Following Baldwin’s lead, I turn in my thinking about truth and reconciliation to an unusual source—New Testament scholar John Dominic Crossan’s work on parables. The centerpiece of Crossan’s account of parables, described in his 1975 book The Dark Interval, is a taxonomy of sorts, describing different genres of stories. Crossan places myth and parable at opposite ends of a spectrum. Myth, according to his taxonomy, holds the power to reconcile forces that at first seemed irreconcilable, while parable does the opposite: In Crossan’s words, “parable creates irreconciliation where before there was reconciliation,” and “brings not peace but the sword.”

Parable, according to Crossan, holds a subversive power to upend broadly shared assumptions about the world and about the social structures through which people interact with each other in the world. Given myth’s function of reconciling the irreconcilable, we might at first have thought that myth would be the more generative conceptual tool for helping us think about the function of a TRC. Instead, the specter of false reconciliation challenges us to recognize that the real work of a TRC must begin not with reconciliation but with irreconciliation—precisely the condition that Crossan contends parable is best suited to foster.

Of course, neither the members of a TRC nor its witnesses speak in parables or myths.
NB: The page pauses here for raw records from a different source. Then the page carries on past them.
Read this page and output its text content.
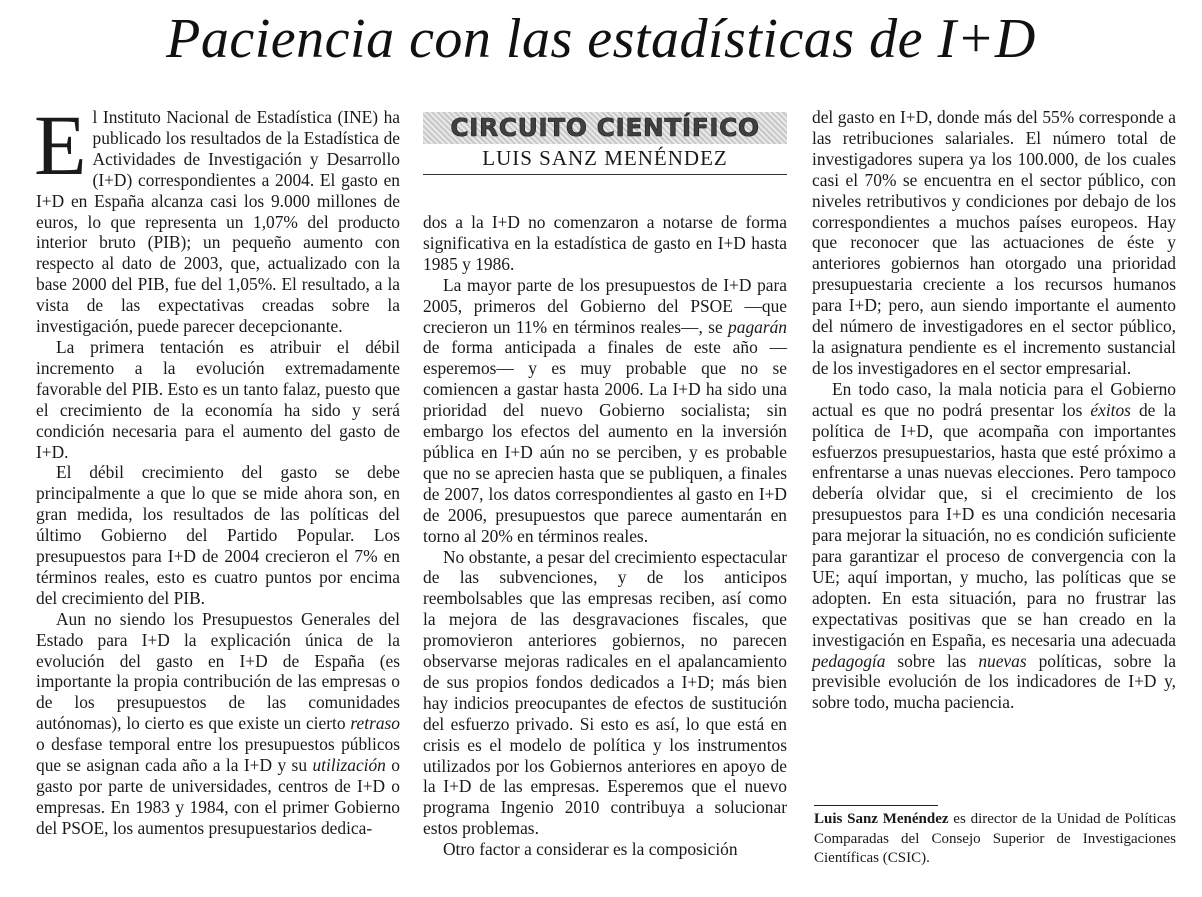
Paciencia con las estadísticas de I+D

El Instituto Nacional de Estadística (INE) ha publicado los resultados de la Estadística de Actividades de Investigación y Desarrollo (I+D) correspondientes a 2004. El gasto en I+D en España alcanza casi los 9.000 millones de euros, lo que representa un 1,07% del producto interior bruto (PIB); un pequeño aumento con respecto al dato de 2003, que, actualizado con la base 2000 del PIB, fue del 1,05%. El resultado, a la vista de las expectativas creadas sobre la investigación, puede parecer decepcionante.

La primera tentación es atribuir el débil incremento a la evolución extremadamente favorable del PIB. Esto es un tanto falaz, puesto que el crecimiento de la economía ha sido y será condición necesaria para el aumento del gasto de I+D.

El débil crecimiento del gasto se debe principalmente a que lo que se mide ahora son, en gran medida, los resultados de las políticas del último Gobierno del Partido Popular. Los presupuestos para I+D de 2004 crecieron el 7% en términos reales, esto es cuatro puntos por encima del crecimiento del PIB.

Aun no siendo los Presupuestos Generales del Estado para I+D la explicación única de la evolución del gasto en I+D de España (es importante la propia contribución de las empresas o de los presupuestos de las comunidades autónomas), lo cierto es que existe un cierto retraso o desfase temporal entre los presupuestos públicos que se asignan cada año a la I+D y su utilización o gasto por parte de universidades, centros de I+D o empresas. En 1983 y 1984, con el primer Gobierno del PSOE, los aumentos presupuestarios dedica-

CIRCUITO CIENTÍFICO
LUIS SANZ MENÉNDEZ

dos a la I+D no comenzaron a notarse de forma significativa en la estadística de gasto en I+D hasta 1985 y 1986.

La mayor parte de los presupuestos de I+D para 2005, primeros del Gobierno del PSOE —que crecieron un 11% en términos reales—, se pagarán de forma anticipada a finales de este año —esperemos— y es muy probable que no se comiencen a gastar hasta 2006. La I+D ha sido una prioridad del nuevo Gobierno socialista; sin embargo los efectos del aumento en la inversión pública en I+D aún no se perciben, y es probable que no se aprecien hasta que se publiquen, a finales de 2007, los datos correspondientes al gasto en I+D de 2006, presupuestos que parece aumentarán en torno al 20% en términos reales.

No obstante, a pesar del crecimiento espectacular de las subvenciones, y de los anticipos reembolsables que las empresas reciben, así como la mejora de las desgravaciones fiscales, que promovieron anteriores gobiernos, no parecen observarse mejoras radicales en el apalancamiento de sus propios fondos dedicados a I+D; más bien hay indicios preocupantes de efectos de sustitución del esfuerzo privado. Si esto es así, lo que está en crisis es el modelo de política y los instrumentos utilizados por los Gobiernos anteriores en apoyo de la I+D de las empresas. Esperemos que el nuevo programa Ingenio 2010 contribuya a solucionar estos problemas.

Otro factor a considerar es la composición

del gasto en I+D, donde más del 55% corresponde a las retribuciones salariales. El número total de investigadores supera ya los 100.000, de los cuales casi el 70% se encuentra en el sector público, con niveles retributivos y condiciones por debajo de los correspondientes a muchos países europeos. Hay que reconocer que las actuaciones de éste y anteriores gobiernos han otorgado una prioridad presupuestaria creciente a los recursos humanos para I+D; pero, aun siendo importante el aumento del número de investigadores en el sector público, la asignatura pendiente es el incremento sustancial de los investigadores en el sector empresarial.

En todo caso, la mala noticia para el Gobierno actual es que no podrá presentar los éxitos de la política de I+D, que acompaña con importantes esfuerzos presupuestarios, hasta que esté próximo a enfrentarse a unas nuevas elecciones. Pero tampoco debería olvidar que, si el crecimiento de los presupuestos para I+D es una condición necesaria para mejorar la situación, no es condición suficiente para garantizar el proceso de convergencia con la UE; aquí importan, y mucho, las políticas que se adopten. En esta situación, para no frustrar las expectativas positivas que se han creado en la investigación en España, es necesaria una adecuada pedagogía sobre las nuevas políticas, sobre la previsible evolución de los indicadores de I+D y, sobre todo, mucha paciencia.

Luis Sanz Menéndez es director de la Unidad de Políticas Comparadas del Consejo Superior de Investigaciones Científicas (CSIC).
My prescription here is not that TRC members or witnesses should self-consciously adopt the genre conventions of parable in their public statements or testimony. Instead, Crossan’s account of parables can help us understand how the testimony that a TRC solicits from citizens can create the possibilities for substantive social change. According to that account, parables shock listeners out of their complacency. A parable subverts listeners’ expectations by defamiliarizing the everyday, and exposing a gap between expectations and the reality of what unfolds in the telling of the story. In this gap lies the possibility for imagining the world and its social relations differently.

Irreconciliation evinces parallels with New Testament theologian Rudolf Bultmann’s demythologization. In Kerygma and Myth, Bultmann contends that if the New Testament is to embody any truth, then its proclamation must be separated from the first-century Ancient Near Eastern mythological worldview in which it is set, because that worldview is no longer credible. Likewise, in line with his oft-quoted insight about the concept of God, Baldwin might contend that a truer, more freeing, and more life-giving theological anthropology in the United States must be decoupled from the myth that posits a false reconciliation—secured at African Americans’ expense—between the guilt and pride at the heart of many white Americans’ self-understandings.

As we saw with the Ferguson Commission following Michael Brown’s death in suburban St. Louis in 2014, commission politics as a response to racial unrest is a fixture of the American political landscape. Political scientist Lindsey Lupo has documented a century’s worth of US riot commissions. By and large, these commissions have not instituted the substantive, durable change that racial justice advocates seek. Even the Ferguson Commission’s own report, citing Lupo’s work, expressed concern that their work not fade into the same irrelevance as their predecessors’. As more Americans call for a different kind of commission politics, the TRC remains an attractive alternative. From its outset, though, an effective TRC in the United States must account for the reality of false reconciliation and the need for a corresponding irreconciliation, or else it will likely hold no more hope for success than the riot commissions it may replace.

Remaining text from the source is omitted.